Serge feels a chill. The air is cold, but it’s not that that makes him shiver: it’s the sense that Sophie’s talking about things he’s simply not equipped to understand, an apprehension that gulfs as wide as frozen interstellar distances are opening within her words, expanding beyond measure the gap between her and him. He asks her:

“What dormitory? The one where you sleep in London?” She stays in a boarding house for young ladies in South Kensington, just opposite the Science Museum.

“No,” she answers. “That’s not where. I’ll have to kill him in me, or there’ll be more bodies: segments, on the battlefield.”

“You’re crazy,” Serge says. “I’m not listening to this rubbish. Go to bed, or I’ll wake up Maureen and she’ll haul you inside.”

Sophie looks at him bewilderedly, then around the garden. Dawn is breaking. Birds are singing in the bushes and the trees over the wall. A couple are hopping in the grass’s dew. To his surprise, she releases the iris stems, acquiesces with his order and walks slowly beside him to the house.

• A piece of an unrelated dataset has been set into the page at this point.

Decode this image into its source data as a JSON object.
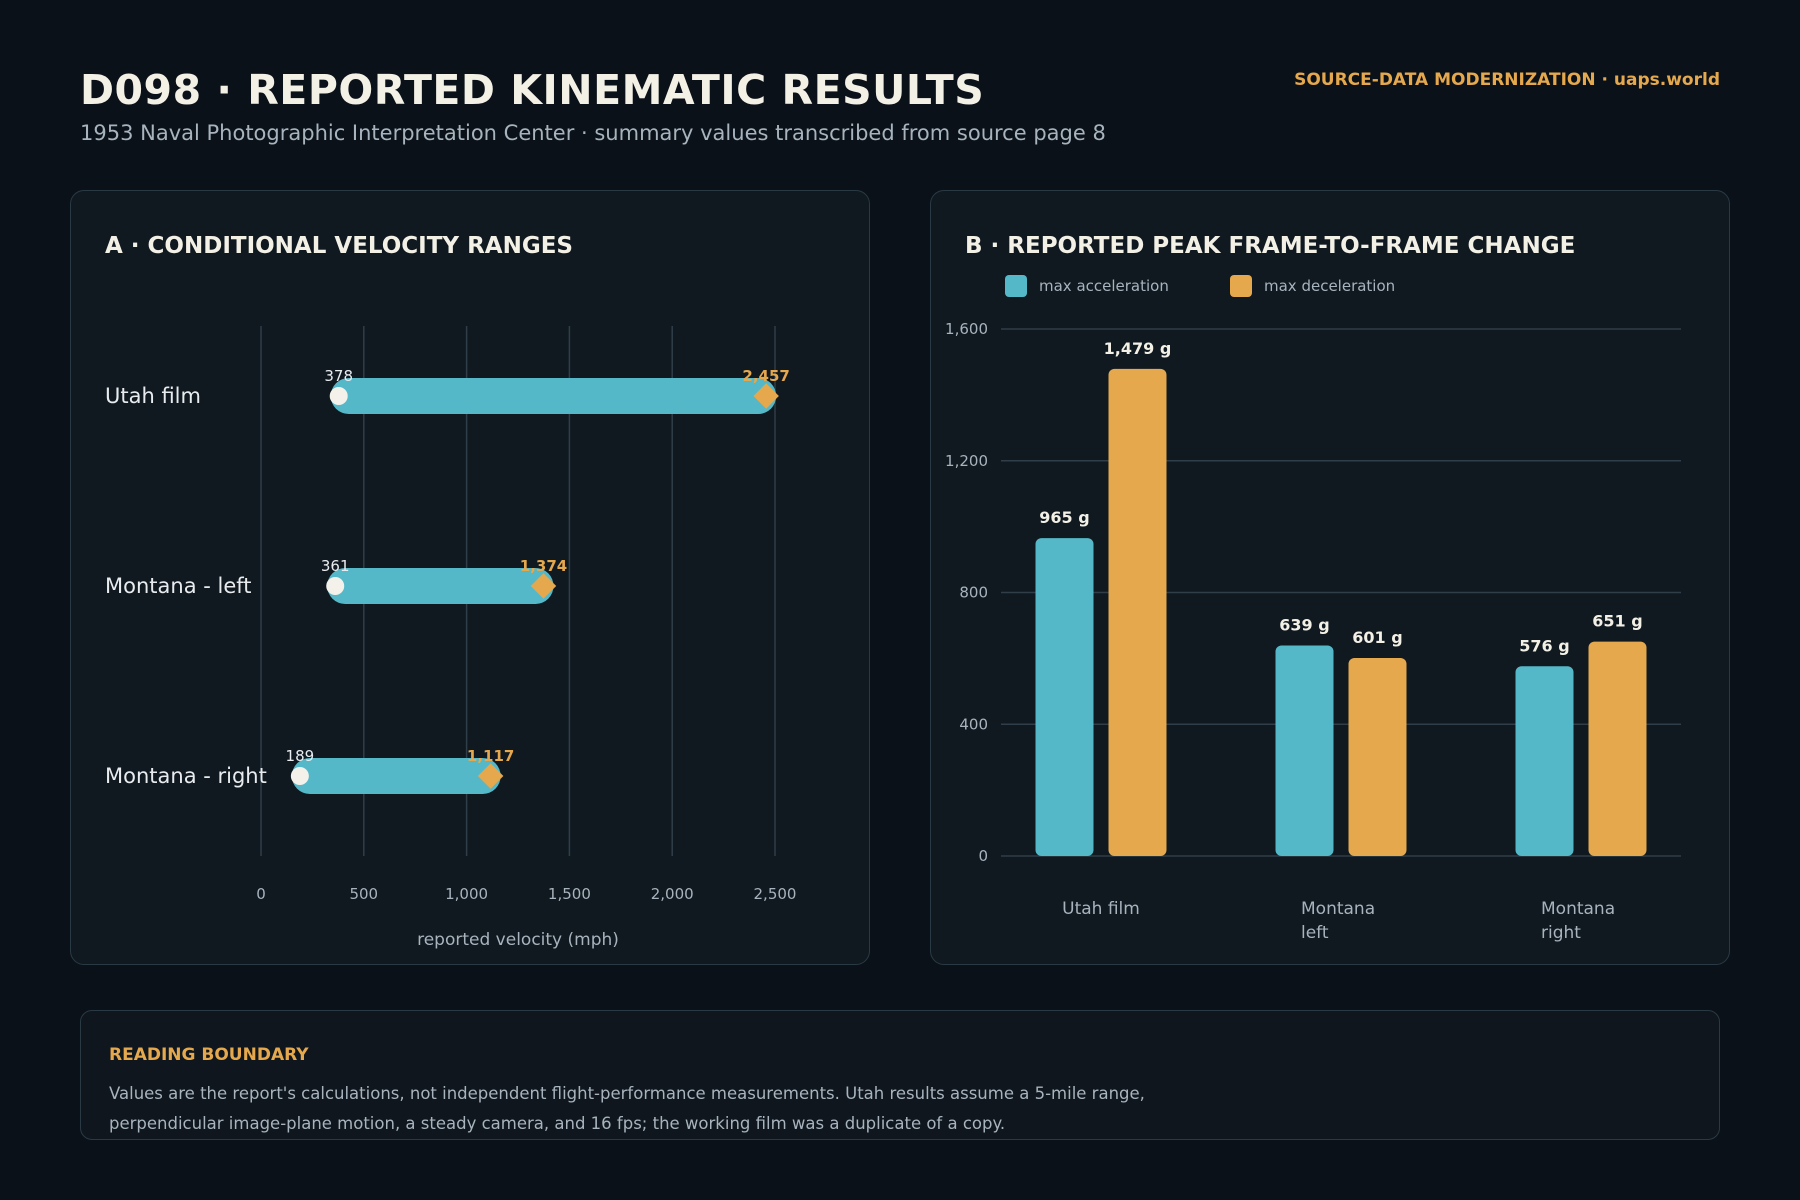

When they arrive there, she goes to her room, he to his. He sleeps all day. He dreams of Sophie’s innards, her stuffing: of organs sensitised by passion while, on the outside, hinged limbs twitch and fletch and signal, current-galvanised, against creased backdrops, both inner and outer body shaken by transmissions. In his dream, the divan turns into a dissecting board; Sophie becomes a bird, cat or insect whose stomach has been opened; heart, gizzard and other nameless parts are spilling outwards in a long, unbroken tapestry, a silken shawl-and spilling up into the air, sticking to wires. He wakes up sticky himself, and ashamed.